Temporal Tables/Triggers
When an entity is labelled as temporal, two columns are added at the end of the table. These are named name_start and name_end, where name is the name of the table. They use the DATE datatype, and are included as part of the primary key. This implementation follows the SQL:2011 standard for temporal data. The period between the start and the end is labelled as unique and overlaps are disabled. The following table is an example of a temporal entity named "Student".

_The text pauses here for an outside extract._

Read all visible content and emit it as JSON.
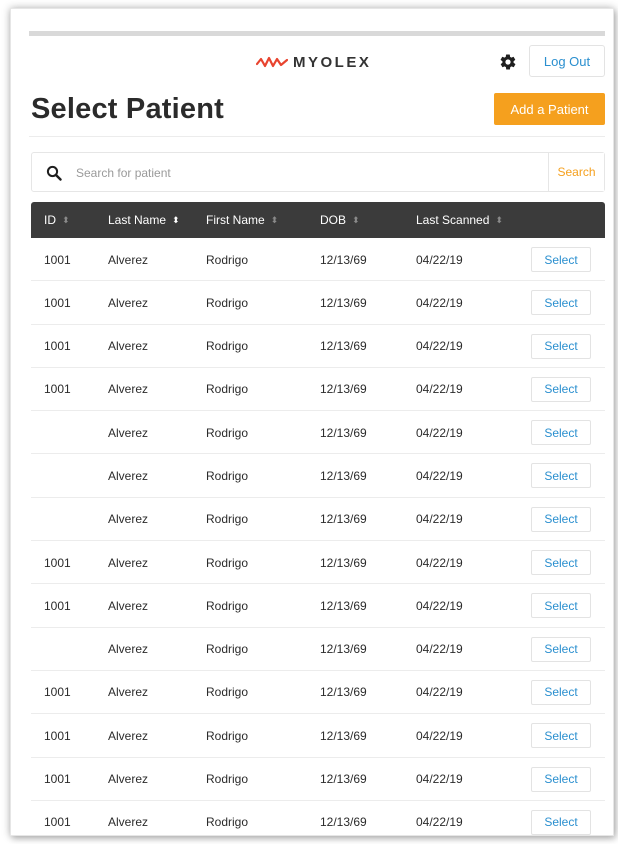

| StudentID | Name | Student_Start | Student_End |
|---|---|---|---|
| MRXSTE013 | Stephan Maree | 2020-01-01 | 2024-01-01 |
| TYLRIC007 | Richard Taylor | 2019-01-01 | 2024-01-01 |
Enforcing the temporal constraints of TREND was done by designing unique SQL triggers that prevent the insertion of any data that violates the semantics of TREND. Given two entities, A and B with identifiers AID and BID, a mandatory past evolution from A to B will have the following SQL triggers written for it:
CREATE TRIGGER A_chg_to_B_1
BEFORE INSERT ON B
FOR EACH ROW
BEGIN
DECLARE initial_exists INT;
DECLARE overlap_count INT;
SELECT COUNT (*)
INTO initial_exists
FROM A
WHERE NEW.BID = AID
AND NEW.B_start >= A_end;
SELECT COUNT (*)
INTO overlap_count
FROM A
WHERE NEW.BID = AID
AND (
(NEW.B_end > A_start AND NEW.B_start <= A_start)
OR
(NEW.B_end >= A_end AND NEW.B_start < A_end)
OR
(NEW.B_start >= A_start AND NEW.B_end <= A_end)
);
IF overlap_count > 0 THEN
SIGNAL SQLSTATE '45000'
SET MESSAGE_TEXT = 'B cannot overlap with A.';
END IF;
IF initial_exists = 0 THEN
SIGNAL SQLSTATE '45000'
SET MESSAGE_TEXT = 'B must have been in A before.';
END IF;
END;
//
CREATE TRIGGER A_chg_to_B_2
BEFORE INSERT ON A
FOR EACH ROW
BEGIN
DECLARE initial_exists INT;
SELECT COUNT (*)
INTO initial_exists
FROM B
WHERE NEW.AID = BID
AND (
(NEW.A_end > B_start AND NEW.A_start <= B_start)
OR
(NEW.A_end >= B_end AND NEW.A_start < B_end)
OR
(NEW.A_start >= B_start AND NEW.A_end <= B_end)
);
IF initial_exists > 0 THEN
SIGNAL SQLSTATE '45000'
SET MESSAGE_TEXT = 'A has already changed into B.';
END IF;
END;
This can be understood as enforcing that "Each object in B must have been in A, but is no longer in A". Temporal referential integrity is also enforced using triggers, meaning that you can't have a temporal relationship existing during a period when one of its entities don't. This is applied whenever two temporal elements reference each other directly.
Results and Conclusion
The software produced is able to efficiently and correctly generate SQL code for databases from a TREND model. The testing of the schema generation algorithm shows great promise in terms of robustness, and the comparisons with the TREND semantics indicate that the temporal transition constraints are correctly implemented. Using a planned and iterative development approach, this software project produced a tool that can generate complex temporal databases from a TREND model. This removes the need for developers to implement advanced temporal features in the application logic, saving people and organisations development costs and time. The software is expected to reduce the barrier to entry of temporal databases and helping to realise Trend as the preferred Temporal Conceptual Data Model in research and industry.